Description des portes dérobées CVE-2015-7755 La porte dérobée permettant d’accéder à l’interface d’administration d’un équipement Juniper vulnérable est localisée au sein du code de vérification des identifiants de connexion. Ce code compare le mot de passe saisie par l’utilisateur avec une chaîne de caractère codée en dur dans le système ScreenOS. Si elles sont identiques, l’accès est autorisé.
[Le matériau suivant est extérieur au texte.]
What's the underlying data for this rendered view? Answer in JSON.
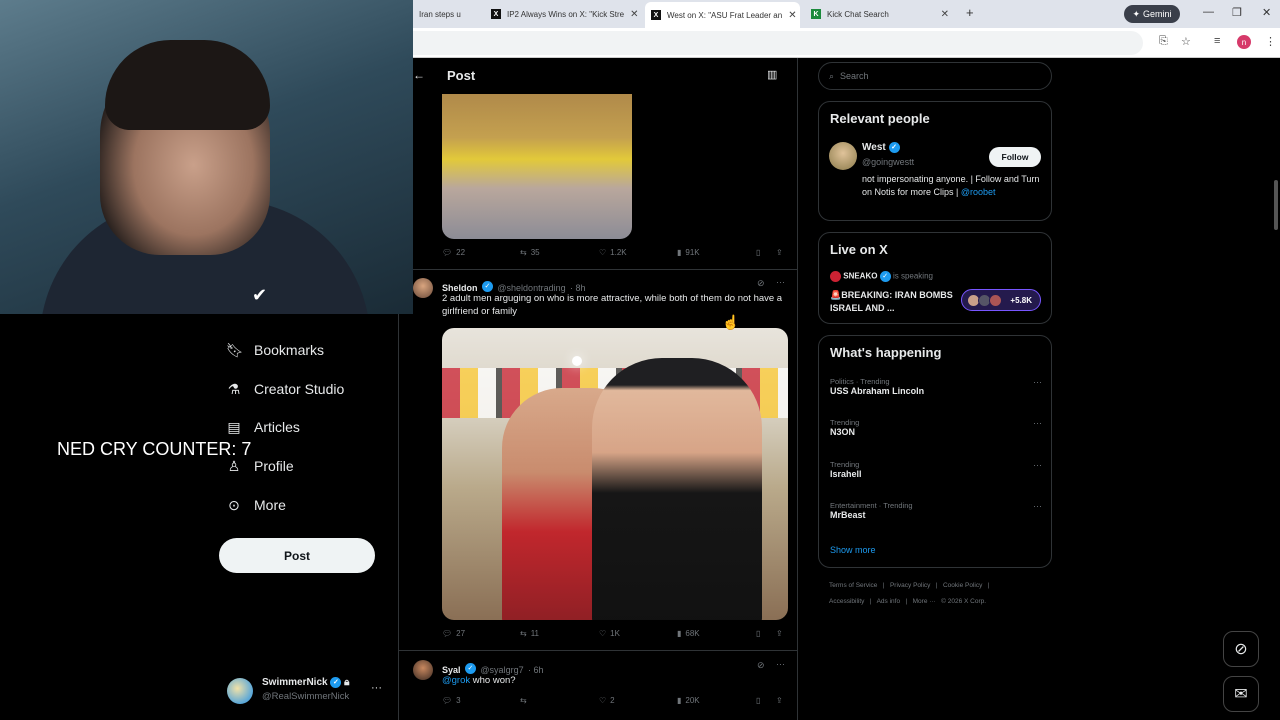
{
  "browser": {
    "tabs": [
      {
        "label": "Iran steps u",
        "icon": "generic"
      },
      {
        "label": "IP2 Always Wins on X: \"Kick Stre",
        "icon": "x"
      },
      {
        "label": "West on X: \"ASU Frat Leader an",
        "icon": "x"
      },
      {
        "label": "Kick Chat Search",
        "icon": "kick"
      }
    ],
    "new_tab": "+",
    "gemini_label": "Gemini",
    "profile_initial": "n"
  },
  "overlay": {
    "counter": "NED CRY COUNTER: 7"
  },
  "nav": {
    "items": [
      {
        "label": "Bookmarks",
        "icon": "bookmark-icon"
      },
      {
        "label": "Creator Studio",
        "icon": "flask-icon"
      },
      {
        "label": "Articles",
        "icon": "article-icon"
      },
      {
        "label": "Profile",
        "icon": "person-icon"
      },
      {
        "label": "More",
        "icon": "more-icon"
      }
    ],
    "post_button": "Post",
    "account": {
      "name": "SwimmerNick",
      "handle": "@RealSwimmerNick"
    }
  },
  "center": {
    "header_title": "Post",
    "tweet1_actions": {
      "replies": "22",
      "reposts": "35",
      "likes": "1.2K",
      "views": "91K"
    },
    "tweet2": {
      "name": "Sheldon",
      "handle": "@sheldontrading",
      "time": "· 8h",
      "text": "2 adult men arguging on who is more attractive, while both of them do not have a girlfriend or family",
      "actions": {
        "replies": "27",
        "reposts": "11",
        "likes": "1K",
        "views": "68K"
      }
    },
    "tweet3": {
      "name": "Syal",
      "handle": "@syalgrg7",
      "time": "· 6h",
      "mention": "@grok",
      "text": " who won?",
      "actions": {
        "replies": "3",
        "reposts": "",
        "likes": "2",
        "views": "20K"
      }
    }
  },
  "right": {
    "search_placeholder": "Search",
    "relevant": {
      "title": "Relevant people",
      "name": "West",
      "handle": "@goingwestt",
      "follow": "Follow",
      "bio": "not impersonating anyone. | Follow and Turn on Notis for more Clips |",
      "bio_link": "@roobet"
    },
    "live": {
      "title": "Live on X",
      "host": "SNEAKO",
      "status": "is speaking",
      "headline": "🚨BREAKING: IRAN BOMBS ISRAEL AND ...",
      "listeners": "+5.8K"
    },
    "happening": {
      "title": "What's happening",
      "trends": [
        {
          "category": "Politics · Trending",
          "name": "USS Abraham Lincoln"
        },
        {
          "category": "Trending",
          "name": "N3ON"
        },
        {
          "category": "Trending",
          "name": "Israhell"
        },
        {
          "category": "Entertainment · Trending",
          "name": "MrBeast"
        }
      ],
      "show_more": "Show more"
    },
    "footer_line1": [
      "Terms of Service",
      "|",
      "Privacy Policy",
      "|",
      "Cookie Policy",
      "|"
    ],
    "footer_line2": [
      "Accessibility",
      "|",
      "Ads info",
      "|",
      "More ···",
      "© 2026 X Corp."
    ]
  },
  "colors": {
    "accent": "#1d9bf0",
    "live": "#7856ff",
    "background": "#000000"
  }
}
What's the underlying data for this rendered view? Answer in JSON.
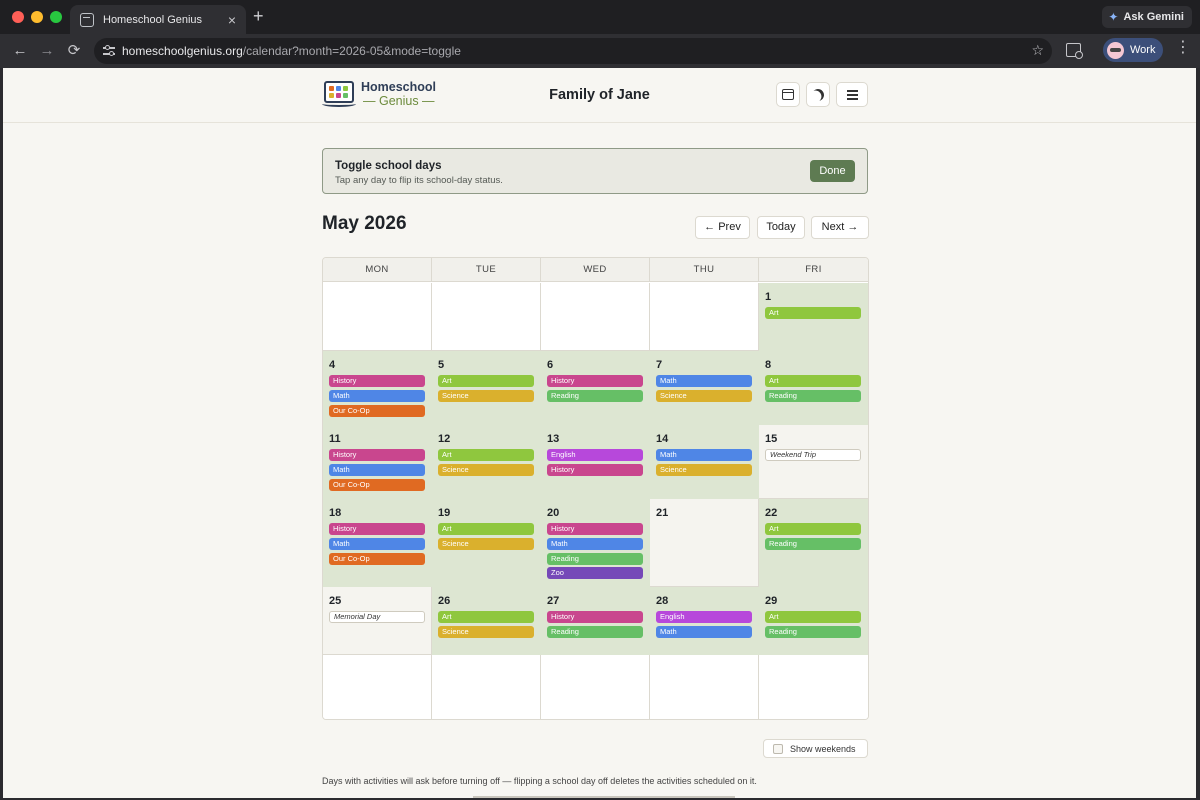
{
  "browser": {
    "tab_title": "Homeschool Genius",
    "tab_close": "×",
    "new_tab": "+",
    "gemini_label": "Ask Gemini",
    "url_host": "homeschoolgenius.org",
    "url_path": "/calendar?month=2026-05&mode=toggle",
    "profile_label": "Work",
    "back": "←",
    "forward": "→",
    "reload": "⟳",
    "star": "☆",
    "kebab": "⋮",
    "gemini_icon": "✦"
  },
  "header": {
    "logo_line1": "Homeschool",
    "logo_line2": "— Genius —",
    "family_title": "Family of Jane"
  },
  "banner": {
    "title": "Toggle school days",
    "subtitle": "Tap any day to flip its school-day status.",
    "done_label": "Done"
  },
  "calendar": {
    "month_title": "May 2026",
    "prev_label": "← Prev",
    "today_label": "Today",
    "next_label": "Next →",
    "weekdays": [
      "MON",
      "TUE",
      "WED",
      "THU",
      "FRI"
    ],
    "colors": {
      "History": "#c9468e",
      "Math": "#4f86e6",
      "Art": "#8fc73e",
      "Science": "#dab02d",
      "Reading": "#66bf66",
      "English": "#b748db",
      "Our Co-Op": "#e06a22",
      "Zoo": "#7649b8"
    },
    "weeks": [
      [
        {
          "day": "",
          "status": "blank",
          "events": []
        },
        {
          "day": "",
          "status": "blank",
          "events": []
        },
        {
          "day": "",
          "status": "blank",
          "events": []
        },
        {
          "day": "",
          "status": "blank",
          "events": []
        },
        {
          "day": "1",
          "status": "school",
          "events": [
            "Art"
          ]
        }
      ],
      [
        {
          "day": "4",
          "status": "school",
          "events": [
            "History",
            "Math",
            "Our Co-Op"
          ]
        },
        {
          "day": "5",
          "status": "school",
          "events": [
            "Art",
            "Science"
          ]
        },
        {
          "day": "6",
          "status": "school",
          "events": [
            "History",
            "Reading"
          ]
        },
        {
          "day": "7",
          "status": "school",
          "events": [
            "Math",
            "Science"
          ]
        },
        {
          "day": "8",
          "status": "school",
          "events": [
            "Art",
            "Reading"
          ]
        }
      ],
      [
        {
          "day": "11",
          "status": "school",
          "events": [
            "History",
            "Math",
            "Our Co-Op"
          ]
        },
        {
          "day": "12",
          "status": "school",
          "events": [
            "Art",
            "Science"
          ]
        },
        {
          "day": "13",
          "status": "school",
          "events": [
            "English",
            "History"
          ]
        },
        {
          "day": "14",
          "status": "school",
          "events": [
            "Math",
            "Science"
          ]
        },
        {
          "day": "15",
          "status": "off",
          "holiday": "Weekend Trip",
          "events": []
        }
      ],
      [
        {
          "day": "18",
          "status": "school",
          "events": [
            "History",
            "Math",
            "Our Co-Op"
          ]
        },
        {
          "day": "19",
          "status": "school",
          "events": [
            "Art",
            "Science"
          ]
        },
        {
          "day": "20",
          "status": "school",
          "events": [
            "History",
            "Math",
            "Reading",
            "Zoo"
          ]
        },
        {
          "day": "21",
          "status": "off",
          "events": []
        },
        {
          "day": "22",
          "status": "school",
          "events": [
            "Art",
            "Reading"
          ]
        }
      ],
      [
        {
          "day": "25",
          "status": "off",
          "holiday": "Memorial Day",
          "events": []
        },
        {
          "day": "26",
          "status": "school",
          "events": [
            "Art",
            "Science"
          ]
        },
        {
          "day": "27",
          "status": "school",
          "events": [
            "History",
            "Reading"
          ]
        },
        {
          "day": "28",
          "status": "school",
          "events": [
            "English",
            "Math"
          ]
        },
        {
          "day": "29",
          "status": "school",
          "events": [
            "Art",
            "Reading"
          ]
        }
      ],
      [
        {
          "day": "",
          "status": "blank",
          "events": []
        },
        {
          "day": "",
          "status": "blank",
          "events": []
        },
        {
          "day": "",
          "status": "blank",
          "events": []
        },
        {
          "day": "",
          "status": "blank",
          "events": []
        },
        {
          "day": "",
          "status": "blank",
          "events": []
        }
      ]
    ]
  },
  "footer": {
    "show_weekends_label": "Show weekends",
    "note": "Days with activities will ask before turning off — flipping a school day off deletes the activities scheduled on it."
  }
}
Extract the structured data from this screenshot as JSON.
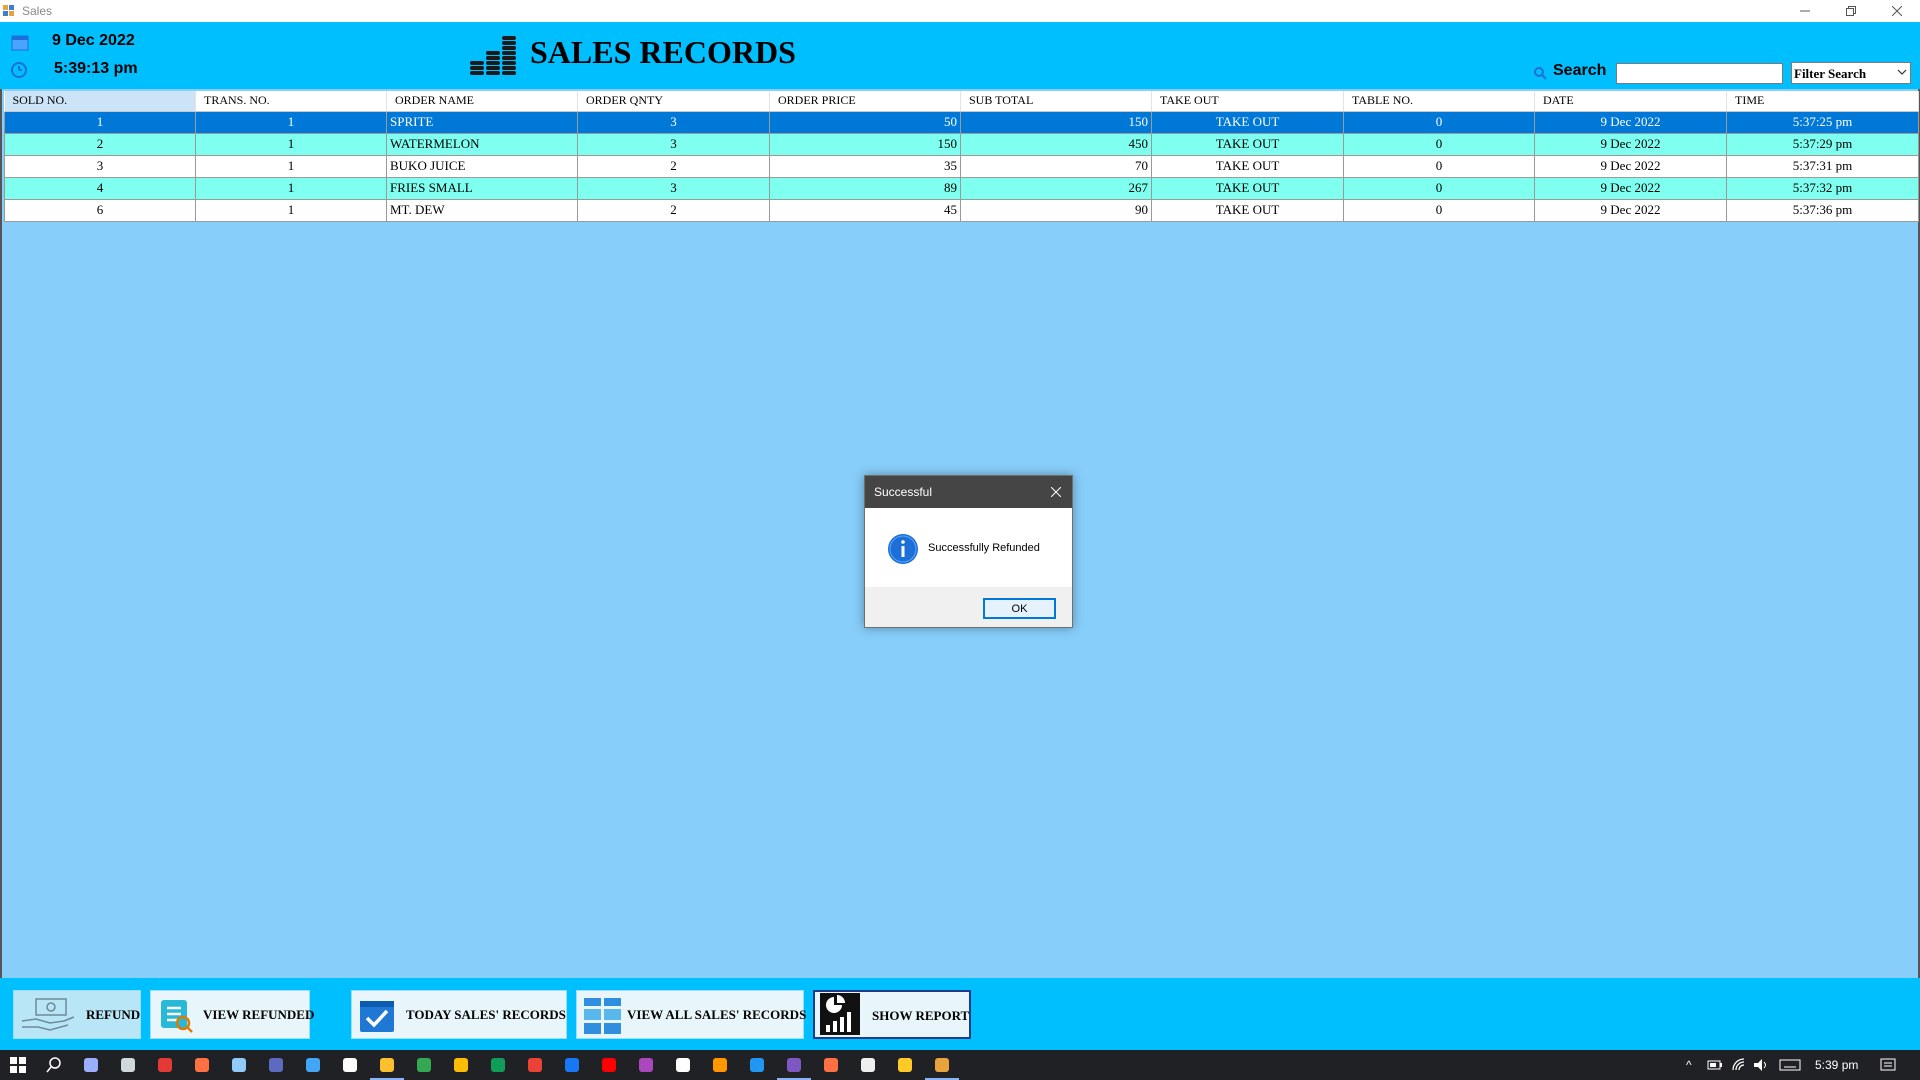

CVE-2015-7756 La seconde porte dérobée reposait sur une faiblesse du générateur de nombres aléatoires utilisé par l’algorithme de chiffrement et permettait à un attaquant d’accéder au contenu des communications VPN, obtenues à partir d’une écoute passive du trafic réseau.
Corrections Le CERT-FR recommande d’appliquer les mesures préconisées dans le bulletin d’alerte CERTFR-2015-ALE-014.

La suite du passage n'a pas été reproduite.